Some of the concerns you brought up were probably introduced in trial, but when you get a summary you don't know.

Mike

tsj said...

Mike,
Fair enough. Such is the nature of a deliberation.

Anonymous said...

About his confession, in evaluating its validity, doesn't the fact that his statement contains a declaration that his parents are innocent set alarm bells off in your head? It seems to be coming out of left field for no reason unless Fiero was concerned about his parent's fate with the police in Mexico which supports the claim the confession was coerced.

Al

tsj said...

Good point, Al

Anonymous said...

I didn't comment on your initial article, but I wanted to point out that there ARE several clues that the confession might have been coerced.
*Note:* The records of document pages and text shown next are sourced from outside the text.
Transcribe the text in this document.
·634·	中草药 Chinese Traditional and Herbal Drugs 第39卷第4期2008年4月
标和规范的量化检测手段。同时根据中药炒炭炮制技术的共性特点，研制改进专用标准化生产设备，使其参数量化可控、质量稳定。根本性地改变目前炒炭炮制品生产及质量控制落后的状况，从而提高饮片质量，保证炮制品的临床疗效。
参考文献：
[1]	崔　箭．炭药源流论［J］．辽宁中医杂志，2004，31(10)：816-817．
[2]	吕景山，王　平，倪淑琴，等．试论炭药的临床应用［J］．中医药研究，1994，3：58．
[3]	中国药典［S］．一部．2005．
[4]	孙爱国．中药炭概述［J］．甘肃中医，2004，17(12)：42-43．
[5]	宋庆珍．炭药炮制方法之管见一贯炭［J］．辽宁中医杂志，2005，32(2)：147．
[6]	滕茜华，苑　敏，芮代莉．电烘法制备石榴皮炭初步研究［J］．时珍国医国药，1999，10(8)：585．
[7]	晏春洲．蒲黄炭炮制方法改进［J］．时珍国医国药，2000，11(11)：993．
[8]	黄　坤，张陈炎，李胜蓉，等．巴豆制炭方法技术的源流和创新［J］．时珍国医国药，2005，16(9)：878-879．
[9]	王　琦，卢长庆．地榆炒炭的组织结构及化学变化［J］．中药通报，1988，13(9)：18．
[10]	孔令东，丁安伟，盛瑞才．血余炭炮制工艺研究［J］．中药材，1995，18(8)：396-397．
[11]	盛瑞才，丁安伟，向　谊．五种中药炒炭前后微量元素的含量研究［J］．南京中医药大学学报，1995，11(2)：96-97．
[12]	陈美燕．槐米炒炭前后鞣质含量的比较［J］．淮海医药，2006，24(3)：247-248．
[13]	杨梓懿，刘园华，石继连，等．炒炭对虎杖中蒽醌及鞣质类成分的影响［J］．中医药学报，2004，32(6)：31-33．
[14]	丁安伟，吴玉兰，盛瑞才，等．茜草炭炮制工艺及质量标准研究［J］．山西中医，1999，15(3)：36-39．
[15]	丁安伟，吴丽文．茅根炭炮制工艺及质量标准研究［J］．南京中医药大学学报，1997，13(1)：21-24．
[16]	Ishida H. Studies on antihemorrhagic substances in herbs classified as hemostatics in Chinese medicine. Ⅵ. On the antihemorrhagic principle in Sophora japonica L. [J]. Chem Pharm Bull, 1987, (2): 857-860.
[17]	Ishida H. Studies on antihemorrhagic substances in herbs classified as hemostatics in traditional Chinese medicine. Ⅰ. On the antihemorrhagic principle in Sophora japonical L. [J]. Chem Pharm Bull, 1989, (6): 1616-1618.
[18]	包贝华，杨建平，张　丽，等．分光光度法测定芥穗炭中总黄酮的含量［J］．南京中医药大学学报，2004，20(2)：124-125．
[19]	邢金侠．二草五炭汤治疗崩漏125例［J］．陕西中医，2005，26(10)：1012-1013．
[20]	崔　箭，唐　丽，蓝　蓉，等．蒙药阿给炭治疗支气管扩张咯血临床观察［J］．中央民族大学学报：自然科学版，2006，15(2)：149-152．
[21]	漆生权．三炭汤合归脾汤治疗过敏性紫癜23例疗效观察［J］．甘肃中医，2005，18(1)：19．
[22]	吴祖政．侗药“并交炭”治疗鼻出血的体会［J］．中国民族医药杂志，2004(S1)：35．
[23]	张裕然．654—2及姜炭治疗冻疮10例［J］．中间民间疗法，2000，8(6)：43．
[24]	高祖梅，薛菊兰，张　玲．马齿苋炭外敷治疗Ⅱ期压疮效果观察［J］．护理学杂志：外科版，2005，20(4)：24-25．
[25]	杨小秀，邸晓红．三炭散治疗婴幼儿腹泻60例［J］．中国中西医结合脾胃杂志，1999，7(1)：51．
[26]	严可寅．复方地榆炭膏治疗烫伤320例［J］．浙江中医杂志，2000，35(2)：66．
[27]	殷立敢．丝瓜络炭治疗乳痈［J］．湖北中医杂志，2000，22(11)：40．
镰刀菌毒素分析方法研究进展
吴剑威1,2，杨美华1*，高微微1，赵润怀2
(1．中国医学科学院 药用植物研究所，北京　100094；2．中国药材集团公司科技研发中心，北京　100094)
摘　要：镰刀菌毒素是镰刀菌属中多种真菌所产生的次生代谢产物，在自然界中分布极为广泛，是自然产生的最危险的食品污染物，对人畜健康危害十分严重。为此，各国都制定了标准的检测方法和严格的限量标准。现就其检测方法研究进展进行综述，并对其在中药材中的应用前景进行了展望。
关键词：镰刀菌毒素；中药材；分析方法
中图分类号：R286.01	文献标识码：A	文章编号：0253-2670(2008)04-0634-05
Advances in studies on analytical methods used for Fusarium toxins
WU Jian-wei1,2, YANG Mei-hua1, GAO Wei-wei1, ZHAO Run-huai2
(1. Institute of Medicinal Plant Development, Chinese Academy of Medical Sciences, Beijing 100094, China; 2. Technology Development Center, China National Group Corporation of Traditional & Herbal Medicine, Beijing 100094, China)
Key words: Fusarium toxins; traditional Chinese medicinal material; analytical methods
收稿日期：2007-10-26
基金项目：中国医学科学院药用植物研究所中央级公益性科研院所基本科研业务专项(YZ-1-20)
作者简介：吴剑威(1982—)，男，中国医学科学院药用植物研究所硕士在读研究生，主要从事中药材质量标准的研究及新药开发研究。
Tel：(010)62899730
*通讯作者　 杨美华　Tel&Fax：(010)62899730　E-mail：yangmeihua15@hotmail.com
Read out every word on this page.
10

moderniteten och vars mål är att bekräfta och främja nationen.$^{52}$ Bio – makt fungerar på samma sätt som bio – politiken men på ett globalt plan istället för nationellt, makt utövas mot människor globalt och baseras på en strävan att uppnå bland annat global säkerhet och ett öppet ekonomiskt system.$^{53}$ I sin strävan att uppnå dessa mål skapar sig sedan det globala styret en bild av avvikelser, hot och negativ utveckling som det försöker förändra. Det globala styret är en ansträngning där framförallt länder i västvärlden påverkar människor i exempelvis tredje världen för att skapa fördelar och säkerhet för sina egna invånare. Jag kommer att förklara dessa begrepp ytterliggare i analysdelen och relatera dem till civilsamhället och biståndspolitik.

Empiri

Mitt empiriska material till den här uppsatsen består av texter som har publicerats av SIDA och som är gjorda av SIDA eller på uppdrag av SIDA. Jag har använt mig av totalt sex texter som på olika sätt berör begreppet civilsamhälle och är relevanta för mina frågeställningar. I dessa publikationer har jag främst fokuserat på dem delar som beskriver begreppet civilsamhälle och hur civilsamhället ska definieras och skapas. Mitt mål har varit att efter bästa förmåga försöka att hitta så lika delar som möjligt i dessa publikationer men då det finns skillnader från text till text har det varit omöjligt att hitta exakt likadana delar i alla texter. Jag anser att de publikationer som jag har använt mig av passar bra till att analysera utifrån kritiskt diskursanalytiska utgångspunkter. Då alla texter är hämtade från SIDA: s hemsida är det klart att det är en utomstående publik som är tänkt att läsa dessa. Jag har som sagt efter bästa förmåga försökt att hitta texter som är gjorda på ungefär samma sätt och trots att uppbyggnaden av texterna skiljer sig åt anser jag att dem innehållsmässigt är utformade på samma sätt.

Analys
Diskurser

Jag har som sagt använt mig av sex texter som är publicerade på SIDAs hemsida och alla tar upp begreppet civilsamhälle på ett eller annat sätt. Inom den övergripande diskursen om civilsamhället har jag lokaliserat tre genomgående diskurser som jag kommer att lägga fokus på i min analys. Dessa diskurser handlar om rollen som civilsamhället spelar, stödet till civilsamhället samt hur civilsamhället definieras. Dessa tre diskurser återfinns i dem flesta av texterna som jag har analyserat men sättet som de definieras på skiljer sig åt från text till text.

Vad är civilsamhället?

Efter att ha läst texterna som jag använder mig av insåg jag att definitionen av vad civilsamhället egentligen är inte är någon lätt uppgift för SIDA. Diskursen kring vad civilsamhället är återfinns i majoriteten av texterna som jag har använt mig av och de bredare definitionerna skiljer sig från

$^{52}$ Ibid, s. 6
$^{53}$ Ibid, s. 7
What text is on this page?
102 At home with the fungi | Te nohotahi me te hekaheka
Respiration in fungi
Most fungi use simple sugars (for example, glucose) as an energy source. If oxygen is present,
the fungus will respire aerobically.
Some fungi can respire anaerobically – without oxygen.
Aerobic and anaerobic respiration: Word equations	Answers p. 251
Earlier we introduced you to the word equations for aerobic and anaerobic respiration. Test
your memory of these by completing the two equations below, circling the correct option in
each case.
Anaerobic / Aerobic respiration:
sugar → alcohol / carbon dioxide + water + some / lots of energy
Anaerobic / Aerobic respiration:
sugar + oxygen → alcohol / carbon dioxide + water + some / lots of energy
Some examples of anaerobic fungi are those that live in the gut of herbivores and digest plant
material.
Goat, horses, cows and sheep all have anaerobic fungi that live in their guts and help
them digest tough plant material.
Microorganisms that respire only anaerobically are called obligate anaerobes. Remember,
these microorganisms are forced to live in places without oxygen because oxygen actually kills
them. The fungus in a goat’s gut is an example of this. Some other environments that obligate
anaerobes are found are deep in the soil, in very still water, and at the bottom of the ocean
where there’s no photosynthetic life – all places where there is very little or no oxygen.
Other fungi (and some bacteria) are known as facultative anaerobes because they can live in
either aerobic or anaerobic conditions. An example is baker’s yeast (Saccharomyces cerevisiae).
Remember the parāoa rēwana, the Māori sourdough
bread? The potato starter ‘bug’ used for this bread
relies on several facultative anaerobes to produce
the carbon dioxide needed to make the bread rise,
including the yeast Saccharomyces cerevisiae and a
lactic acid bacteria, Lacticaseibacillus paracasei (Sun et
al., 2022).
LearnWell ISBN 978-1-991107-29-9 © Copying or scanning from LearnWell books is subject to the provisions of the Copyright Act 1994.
Some of the sentences that stick out are:

- "Fierro then inquired if his mother was in custody and insisted she had nothing to do with the murder"

- "To satisfy Fierro, Medrano called Lt. Palacios and handed the phone to Fierro."

- "He [Medrano] stated Fierro was given a cup of coffee and a pack of cigarettes..."

The defense admits that Fierro ASKED about his mother and further acknowledges that they actually CALLED Lt. Palacios (so that Fierro could find out about his parents). So Fierro was definitely worried about his parents during the initial interrogation (or he was play-acting -- unlikely).

That obviously isn't enough to show that Fierro was abused during the confession, or that his parents were actually threatened, but Fierro had to get the idea from somewhere, no? And at the end of the day, the truth of Fierro's "confession" is more likely to depend on what Fierro THOUGHT was happening with his parents than what actually WAS.

Oh... and a whole pack of cigarettes? Seriously?

tsj said...

Anon,
Good points also. Still, there is no reason any of us should be reading tea leaves regarding the confession. The police could have recorded the confession but chose not to. As far as I'm concern, they failed to preserve critical evidence. I will not fault the defendant for such a careless (and probably intentional) failure on the part of the State.

BeesGarden said...

What is so sad is that this man has now became one of the many who end up losing their minds after years in a death row cell alone. What makes it even more sad (to me anyway) is considering someone being driven to insanity and smearing feces on themselves and on their mail to draw butterflies, etc in a death row cell for a crime they DIDNT do. From what I have heard from reliable information, the poor guy has mentally deteriorated over time and that truly is just heartbreaking.